La forte escalade des tensions entre les États-Unis, Israël et l’Iran a déclenché un choc sur les marchés mondiaux de l’énergie.
L’escalade militaire et l’incertitude autour de la circulation dans le détroit d’Ormuz, un corridor vital qui voit transiter jusqu’à 20 % des exportations mondiales de pétrole et de GNL, ont déjà fait grimper les prix du gaz et du pétrole, avec des répercussions directement perceptibles en Europe — et en France en particulier.
Flambée des prix du gaz en Europe et tensions d’approvisionnement
Dès l’ouverture des marchés, les prix du gaz naturel ont connu une hausse notable, avec des augmentations supérieures à 20 %, voire jusqu’à +40 % à +50 % sur certains contrats de référence européens, après l’annonce de perturbations et d’arrêts de production de GNL par des acteurs majeurs du Moyen-Orient.
Cette hausse s’explique principalement par le ralentissement du trafic de méthaniers et la rareté anticipée de l’offre de GNL, car une part significative des exportations mondiales passe par Ormuz — un point névralgique de l’approvisionnement énergétique global.
Des institutions financières estiment que si le détroit restait totalement fermé pendant un mois, les prix du gaz pourraient presque doubler (jusqu’à +130 %) par rapport aux niveaux actuels, un choc comparable à la crise énergétique de 2022 déclenchée par la guerre en Ukraine.
Marché de l’énergie en France : tensions et dépendances
🔹 Gaz naturel
En France, bien que le pays soit moins dépendant du GNL moyen-oriental que certains voisins européens, la situation mondiale a néanmoins des répercussions directes :
- Les prix du gaz sur les marchés européens, tels que la Dutch TTF, servent de référence pour une large part des contrats français. Ainsi, leur envolée se répercute sur les coûts d’approvisionnement des fournisseurs français.

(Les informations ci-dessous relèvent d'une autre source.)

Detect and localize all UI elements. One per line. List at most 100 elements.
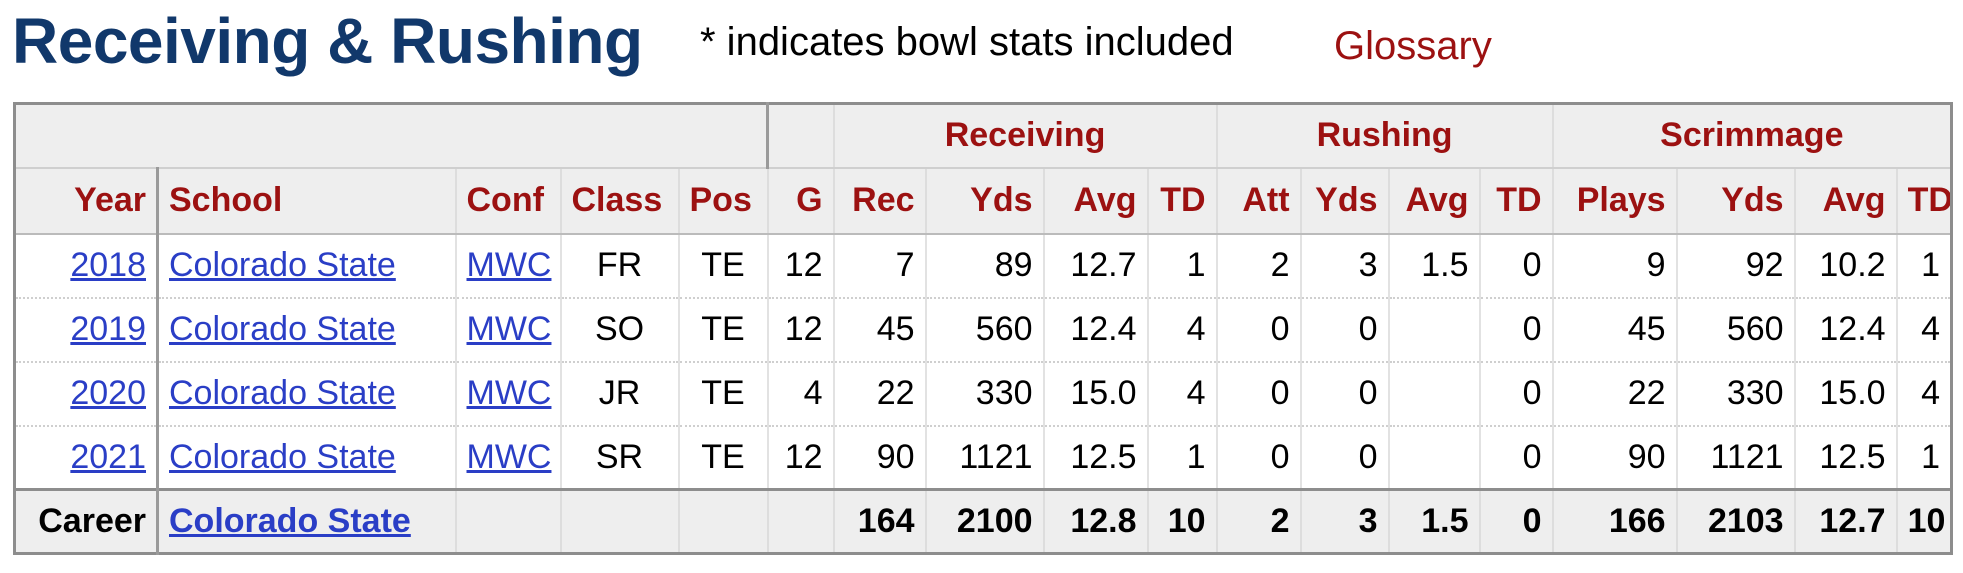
career-rec-td-cell: 10: [1146, 488, 1217, 554]
column-header-pos[interactable]: Pos: [677, 167, 768, 235]
career-att-cell: 2: [1215, 488, 1301, 554]
school-link[interactable]: Colorado State: [169, 310, 396, 348]
stats-table: Receiving Rushing Scrimmage Year School …: [13, 102, 1954, 555]
pos-cell: TE: [677, 361, 768, 427]
school-cell: Colorado State: [156, 297, 456, 363]
scrim-yds-cell: 560: [1675, 297, 1795, 363]
rec-td-cell: 1: [1146, 425, 1217, 491]
year-link[interactable]: 2019: [70, 310, 146, 348]
career-scrim-yds-cell: 2103: [1675, 488, 1795, 554]
class-cell: SR: [559, 425, 679, 491]
rush-yds-cell: 0: [1299, 425, 1389, 491]
career-school-link[interactable]: Colorado State: [169, 502, 411, 540]
column-header-scrim-td[interactable]: TD: [1895, 167, 1952, 235]
career-conf-cell: [454, 488, 561, 554]
column-header-conf[interactable]: Conf: [454, 167, 561, 235]
year-cell: 2018: [13, 233, 159, 299]
rec-yds-cell: 560: [924, 297, 1044, 363]
column-header-row: Year School Conf Class Pos G Rec Yds Avg…: [13, 167, 1952, 235]
column-header-rush-avg[interactable]: Avg: [1387, 167, 1480, 235]
scrim-avg-cell: 15.0: [1793, 361, 1897, 427]
games-cell: 12: [766, 233, 834, 299]
year-link[interactable]: 2018: [70, 246, 146, 284]
career-plays-cell: 166: [1551, 488, 1677, 554]
career-rec-cell: 164: [832, 488, 926, 554]
column-header-rush-td[interactable]: TD: [1478, 167, 1553, 235]
column-header-att[interactable]: Att: [1215, 167, 1301, 235]
conf-cell: MWC: [454, 233, 561, 299]
games-cell: 4: [766, 361, 834, 427]
att-cell: 2: [1215, 233, 1301, 299]
rush-avg-cell: [1387, 425, 1480, 491]
year-cell: 2020: [13, 361, 159, 427]
column-header-rec-yds[interactable]: Yds: [924, 167, 1044, 235]
group-header-gap: [767, 103, 834, 169]
rec-avg-cell: 15.0: [1042, 361, 1148, 427]
column-header-scrim-avg[interactable]: Avg: [1793, 167, 1897, 235]
column-header-class[interactable]: Class: [559, 167, 679, 235]
conf-cell: MWC: [454, 425, 561, 491]
column-header-rush-yds[interactable]: Yds: [1299, 167, 1389, 235]
rush-td-cell: 0: [1478, 361, 1553, 427]
scrim-td-cell: 1: [1895, 425, 1952, 491]
pos-cell: TE: [677, 297, 768, 363]
section-header: Receiving & Rushing * indicates bowl sta…: [12, 0, 1952, 90]
games-cell: 12: [766, 297, 834, 363]
column-header-g[interactable]: G: [766, 167, 834, 235]
column-header-rec-avg[interactable]: Avg: [1042, 167, 1148, 235]
school-link[interactable]: Colorado State: [169, 374, 396, 412]
column-header-scrim-yds[interactable]: Yds: [1675, 167, 1795, 235]
table-row: 2021 Colorado State MWC SR TE 12 90 1121…: [13, 425, 1952, 491]
rec-yds-cell: 1121: [924, 425, 1044, 491]
att-cell: 0: [1215, 297, 1301, 363]
career-school-cell: Colorado State: [156, 488, 456, 554]
scrim-avg-cell: 10.2: [1793, 233, 1897, 299]
conf-link[interactable]: MWC: [466, 374, 552, 412]
career-pos-cell: [677, 488, 768, 554]
school-link[interactable]: Colorado State: [169, 246, 396, 284]
rec-yds-cell: 89: [924, 233, 1044, 299]
school-link[interactable]: Colorado State: [169, 437, 396, 476]
column-header-school[interactable]: School: [156, 167, 456, 235]
group-header-rushing: Rushing: [1215, 103, 1553, 169]
conf-link[interactable]: MWC: [466, 437, 552, 476]
year-link[interactable]: 2021: [70, 437, 146, 476]
rush-avg-cell: [1387, 361, 1480, 427]
career-scrim-avg-cell: 12.7: [1793, 488, 1897, 554]
school-cell: Colorado State: [156, 425, 456, 491]
scrim-avg-cell: 12.4: [1793, 297, 1897, 363]
career-rec-yds-cell: 2100: [924, 488, 1044, 554]
conf-link[interactable]: MWC: [466, 246, 552, 284]
column-header-rec-td[interactable]: TD: [1146, 167, 1217, 235]
bowl-stats-note: * indicates bowl stats included: [700, 20, 1234, 64]
group-header-blank: [14, 103, 770, 169]
year-link[interactable]: 2020: [70, 374, 146, 412]
scrim-yds-cell: 92: [1675, 233, 1795, 299]
conf-link[interactable]: MWC: [466, 310, 552, 348]
career-games-cell: [766, 488, 834, 554]
column-header-year[interactable]: Year: [13, 167, 159, 235]
year-cell: 2021: [13, 425, 159, 491]
rec-cell: 7: [832, 233, 926, 299]
class-cell: SO: [559, 297, 679, 363]
group-header-receiving: Receiving: [832, 103, 1217, 169]
column-header-rec[interactable]: Rec: [832, 167, 926, 235]
rec-avg-cell: 12.7: [1042, 233, 1148, 299]
column-header-plays[interactable]: Plays: [1551, 167, 1677, 235]
group-header-scrimmage: Scrimmage: [1551, 103, 1952, 169]
scrim-avg-cell: 12.5: [1793, 425, 1897, 491]
glossary-link[interactable]: Glossary: [1334, 24, 1492, 68]
rec-td-cell: 1: [1146, 233, 1217, 299]
career-label: Career: [13, 488, 159, 554]
scrim-td-cell: 1: [1895, 233, 1952, 299]
career-rush-td-cell: 0: [1478, 488, 1553, 554]
career-rush-yds-cell: 3: [1299, 488, 1389, 554]
rec-cell: 22: [832, 361, 926, 427]
rush-td-cell: 0: [1478, 425, 1553, 491]
pos-cell: TE: [677, 233, 768, 299]
rush-avg-cell: [1387, 297, 1480, 363]
scrim-yds-cell: 1121: [1675, 425, 1795, 491]
scrim-td-cell: 4: [1895, 297, 1952, 363]
plays-cell: 90: [1551, 425, 1677, 491]
rec-td-cell: 4: [1146, 361, 1217, 427]
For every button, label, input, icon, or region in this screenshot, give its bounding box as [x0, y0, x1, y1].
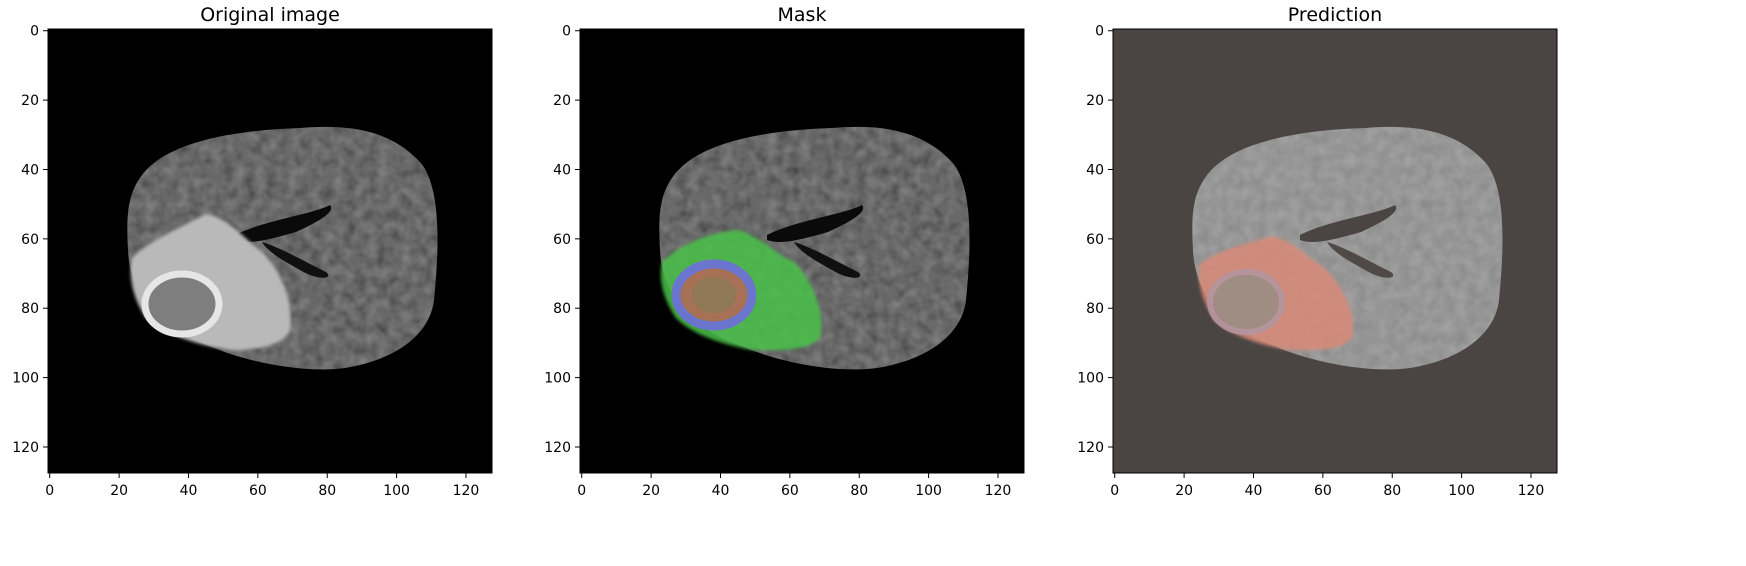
y-tick-label: 40	[553, 162, 571, 178]
y-tick-label: 0	[562, 24, 571, 40]
x-tick-label: 80	[318, 483, 336, 499]
x-axis: 0 20 40 60 80 100 120	[577, 473, 1011, 499]
y-tick-label: 0	[30, 24, 39, 40]
x-tick-label: 0	[1110, 483, 1119, 499]
panel-mask: Mask 0 20 40 60 80 100 120 0 20 40 60 80 100 120	[544, 4, 1025, 499]
y-axis: 0 20 40 60 80 100 120	[1077, 24, 1113, 456]
x-tick-label: 120	[1518, 483, 1545, 499]
y-tick-label: 20	[1086, 93, 1104, 109]
x-axis: 0 20 40 60 80 100 120	[1110, 473, 1544, 499]
y-tick-label: 80	[21, 301, 39, 317]
axes-frame	[1112, 28, 1558, 474]
x-tick-label: 80	[850, 483, 868, 499]
y-tick-label: 100	[544, 371, 571, 387]
brain-scan	[1192, 126, 1503, 370]
ventricle	[262, 242, 329, 278]
x-tick-label: 0	[45, 483, 54, 499]
y-tick-label: 120	[12, 440, 39, 456]
y-tick-label: 40	[21, 162, 39, 178]
core-mask	[692, 277, 736, 313]
y-tick-label: 80	[553, 301, 571, 317]
y-tick-label: 80	[1086, 301, 1104, 317]
ventricle	[767, 205, 864, 243]
ring-enhancement	[141, 270, 223, 338]
x-tick-label: 120	[453, 483, 480, 499]
y-tick-label: 0	[1095, 24, 1104, 40]
x-tick-label: 100	[1448, 483, 1475, 499]
image-area	[1113, 29, 1557, 473]
x-tick-label: 100	[915, 483, 942, 499]
x-tick-label: 40	[1245, 483, 1263, 499]
y-tick-label: 20	[21, 93, 39, 109]
x-tick-label: 20	[110, 483, 128, 499]
y-axis: 0 20 40 60 80 100 120	[12, 24, 48, 456]
x-axis: 0 20 40 60 80 100 120	[45, 473, 479, 499]
y-tick-label: 60	[553, 232, 571, 248]
x-tick-label: 100	[383, 483, 410, 499]
predicted-core	[1207, 269, 1285, 335]
x-tick-label: 20	[1175, 483, 1193, 499]
y-tick-label: 20	[553, 93, 571, 109]
y-tick-label: 120	[544, 440, 571, 456]
brain-scan	[659, 126, 970, 370]
panel-title: Original image	[200, 4, 340, 26]
panel-title: Prediction	[1288, 4, 1382, 26]
y-tick-label: 120	[1077, 440, 1104, 456]
x-tick-label: 60	[781, 483, 799, 499]
panel-title: Mask	[778, 4, 827, 26]
y-tick-label: 60	[21, 232, 39, 248]
image-area	[580, 29, 1024, 473]
axes-frame	[47, 28, 493, 474]
ventricle	[235, 205, 332, 243]
y-axis: 0 20 40 60 80 100 120	[544, 24, 580, 456]
ventricle	[794, 242, 861, 278]
x-tick-label: 60	[1314, 483, 1332, 499]
ventricle	[1327, 242, 1394, 278]
y-tick-label: 100	[12, 371, 39, 387]
axes-frame	[579, 28, 1025, 474]
panel-original: Original image 0 20 40 60 80 100 120 0 20 40 60 80…	[12, 4, 493, 499]
x-tick-label: 80	[1383, 483, 1401, 499]
x-tick-label: 40	[712, 483, 730, 499]
image-area	[48, 29, 492, 473]
y-tick-label: 60	[1086, 232, 1104, 248]
x-tick-label: 120	[985, 483, 1012, 499]
panel-prediction: Prediction 0 20 40 60 80 100 120 0 20 40 60 80 100 1…	[1077, 4, 1558, 499]
x-tick-label: 0	[577, 483, 586, 499]
x-tick-label: 20	[642, 483, 660, 499]
x-tick-label: 60	[249, 483, 267, 499]
brain-scan	[127, 126, 438, 370]
ventricle	[1300, 205, 1397, 243]
x-tick-label: 40	[180, 483, 198, 499]
y-tick-label: 100	[1077, 371, 1104, 387]
y-tick-label: 40	[1086, 162, 1104, 178]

- Malgré un bouclier tarifaire mis en place ces dernières années pour limiter l’impact des hausses sur les ménages, les prix finaux continuent de monter si la tension se prolonge.
Le gaz représente encore une part importante de la consommation énergétique française, notamment dans le chauffage domestique et pour certaines industries. Une hausse prolongée du prix du gaz pourrait donc augmenter les coûts de production et de consommation domestique, avec un effet indirect sur les prix de l’électricité et les coûts industriels.
🔹 Électricité : indirectement touchée
Le prix de l’électricité en France est moins directement lié aux cours du gaz que dans certains pays européens mais il n’en reste pas moins sensible aux variations des prix de l’énergie sur les marchés internationaux :
- Une partie du bouquet électrique européen dépend du gaz pour la production de pointe. Lorsque le gaz se renchérit fortement, les coûts de la production dite de “complément” (c’est-à-dire pour répondre aux pointes de demande) augmentent, ce qui exerce des pressions à la hausse sur les tarifs de l’électricité à terme.
- En outre, si les prix du pétrole et du gaz restent durablement en hausse, cela tend à encourager une inflation générale des coûts énergétiques — ce qui peut aussi affecter les coûts de transport, de distribution et de production d’électricité.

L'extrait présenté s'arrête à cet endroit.